DER-GCN: Dialog and Event Relation-Aware Graph Convolutional Neural Network for Multimodal Dialog Emotion Recognition

Wei Ai,Yuntao Shou,Tao Meng,Keqin Li
DOI: https://doi.org/10.1109/tnnls.2024.3367940
IF: 14.255
2024-01-01
IEEE Transactions on Neural Networks and Learning Systems
Abstract:With the continuous development of deep learning (DL), the task of multimodal dialog emotion recognition (MDER) has recently received extensive research attention, which is also an essential branch of DL. The MDER aims to identify the emotional information contained in different modalities, e.g., text, video, and audio, and in different dialog scenes.

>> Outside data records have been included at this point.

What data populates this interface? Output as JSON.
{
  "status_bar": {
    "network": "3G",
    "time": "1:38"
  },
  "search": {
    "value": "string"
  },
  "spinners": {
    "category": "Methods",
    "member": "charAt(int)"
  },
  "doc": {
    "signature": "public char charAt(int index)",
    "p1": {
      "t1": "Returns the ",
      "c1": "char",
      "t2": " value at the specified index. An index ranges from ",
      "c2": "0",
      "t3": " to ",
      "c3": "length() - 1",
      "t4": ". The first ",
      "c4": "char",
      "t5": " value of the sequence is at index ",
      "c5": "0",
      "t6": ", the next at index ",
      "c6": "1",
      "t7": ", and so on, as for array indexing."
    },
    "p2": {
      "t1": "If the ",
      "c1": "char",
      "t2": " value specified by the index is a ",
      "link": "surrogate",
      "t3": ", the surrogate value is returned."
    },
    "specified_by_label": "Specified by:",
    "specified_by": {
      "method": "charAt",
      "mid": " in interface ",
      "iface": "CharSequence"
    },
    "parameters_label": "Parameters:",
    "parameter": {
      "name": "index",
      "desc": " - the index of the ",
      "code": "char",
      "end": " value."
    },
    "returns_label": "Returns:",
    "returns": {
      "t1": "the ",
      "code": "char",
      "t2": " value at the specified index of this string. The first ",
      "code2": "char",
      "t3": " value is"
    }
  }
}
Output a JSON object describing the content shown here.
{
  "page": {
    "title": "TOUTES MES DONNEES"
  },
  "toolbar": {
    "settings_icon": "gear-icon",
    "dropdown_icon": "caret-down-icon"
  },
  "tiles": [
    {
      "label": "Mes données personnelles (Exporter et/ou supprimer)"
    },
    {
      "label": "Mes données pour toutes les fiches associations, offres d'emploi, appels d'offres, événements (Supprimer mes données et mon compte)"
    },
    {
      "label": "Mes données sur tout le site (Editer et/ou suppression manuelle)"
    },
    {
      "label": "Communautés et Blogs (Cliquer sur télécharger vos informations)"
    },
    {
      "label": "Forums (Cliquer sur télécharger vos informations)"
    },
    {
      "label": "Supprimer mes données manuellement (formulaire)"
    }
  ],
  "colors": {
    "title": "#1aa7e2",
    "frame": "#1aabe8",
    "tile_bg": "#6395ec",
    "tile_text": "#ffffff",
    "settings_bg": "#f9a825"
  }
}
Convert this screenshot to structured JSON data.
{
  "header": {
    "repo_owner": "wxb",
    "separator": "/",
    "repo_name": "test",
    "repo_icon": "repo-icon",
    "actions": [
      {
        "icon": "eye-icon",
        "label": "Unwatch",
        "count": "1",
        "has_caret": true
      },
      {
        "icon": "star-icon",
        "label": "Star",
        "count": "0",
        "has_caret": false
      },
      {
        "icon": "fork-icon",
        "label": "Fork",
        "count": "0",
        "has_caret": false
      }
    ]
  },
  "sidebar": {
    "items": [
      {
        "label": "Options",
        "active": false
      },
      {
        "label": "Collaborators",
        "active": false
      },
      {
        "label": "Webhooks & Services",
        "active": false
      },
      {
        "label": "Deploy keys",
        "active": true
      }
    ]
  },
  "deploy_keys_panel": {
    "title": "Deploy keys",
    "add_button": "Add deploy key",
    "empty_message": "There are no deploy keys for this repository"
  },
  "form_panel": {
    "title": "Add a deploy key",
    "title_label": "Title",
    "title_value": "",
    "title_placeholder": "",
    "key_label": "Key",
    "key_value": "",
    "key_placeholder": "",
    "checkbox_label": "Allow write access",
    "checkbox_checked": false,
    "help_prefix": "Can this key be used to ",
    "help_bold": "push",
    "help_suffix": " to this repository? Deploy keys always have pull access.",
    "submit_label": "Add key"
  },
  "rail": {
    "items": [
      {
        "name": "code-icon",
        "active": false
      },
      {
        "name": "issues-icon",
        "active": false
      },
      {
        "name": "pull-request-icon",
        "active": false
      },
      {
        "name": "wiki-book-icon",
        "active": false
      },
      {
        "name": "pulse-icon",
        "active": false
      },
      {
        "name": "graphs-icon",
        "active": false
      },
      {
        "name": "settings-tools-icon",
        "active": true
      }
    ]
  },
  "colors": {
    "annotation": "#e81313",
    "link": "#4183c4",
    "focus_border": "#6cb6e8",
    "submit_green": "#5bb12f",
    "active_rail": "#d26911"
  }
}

However, the existing research has focused on modeling contextual semantic information and dialog relations between speakers while ignoring the impact of event relations on emotion. To tackle the above issues, we propose a novel dialog and event relation-aware graph convolutional neural network (DER-GCN) for multimodal emotion recognition method. It models dialog relations between speakers and captures latent event relations information. Specifically, we construct a weighted multirelationship graph to simultaneously capture the dependencies between speakers and event relations in a dialog. Moreover, we also introduce a self-supervised masked graph autoencoder (SMGAE) to improve the fusion representation ability of features and structures. Next, we design a new multiple information Transformer (MIT) to capture the correlation between different relations, which can provide a better fuse of the multivariate information between relations. Finally, we propose a loss optimization strategy based on contrastive learning to enhance the representation learning ability of minority class features. We conduct extensive experiments on the benchmark datasets, Interactive Emotional Dyadic Motion Capture (IEMOCAP) and Multimodal EmotionLines Dataset (MELD), which verify the effectiveness of the DER-GCN model. The results demonstrate that our model significantly improves both the average accuracy and the F1 value of emotion recognition. Our code is publicly available at https://github.com/yuntaoshou/DER-GCN.
computer science, artificial intelligence, theory & methods,engineering, electrical & electronic, hardware & architecture
What problem does this paper attempt to address?
The paper attempts to address the issue in the task of Multimodal Dialogue Emotion Recognition (MDER), where existing methods mainly focus on modeling contextual semantic information and dialogue relationships, while neglecting the impact of event relationships on emotion recognition. Specifically, the paper points out: 1. **Internal and External Factors in Emotion Recognition**: During the dialogue process, the speaker's emotions are influenced not only by internal factors (such as contextual information) but also by external factors (such as dialogue relationships and event relationships). However, existing research often overlooks the role of external factors. 2. **Data Imbalance Problem**: Due to the high cost of annotation, MDER datasets usually exhibit a long-tail distribution, resulting in poor performance of models in recognizing minority class emotions. To address these issues, the paper proposes a new Dialogue and Event Relationship-aware Graph Convolutional Network (DER-GCN) architecture, aiming to improve the performance of multimodal emotion recognition by modeling dialogue relationships and event relationships. The specific objectives include: - **Cross-modal Feature Fusion**: Achieving more accurate emotion recognition by combining information from text, video, and audio modalities. - **Addressing Data Imbalance Problem**: Balancing the proportions of different emotion categories by optimizing the loss function through contrastive learning. - **Learning More Distinctive Class Boundaries**: Enhancing the distinguishability of emotion categories by modeling event relationships. In summary, the goal of the paper is to improve the accuracy and robustness of multimodal dialogue emotion recognition by introducing event relationships and optimizing the model structure.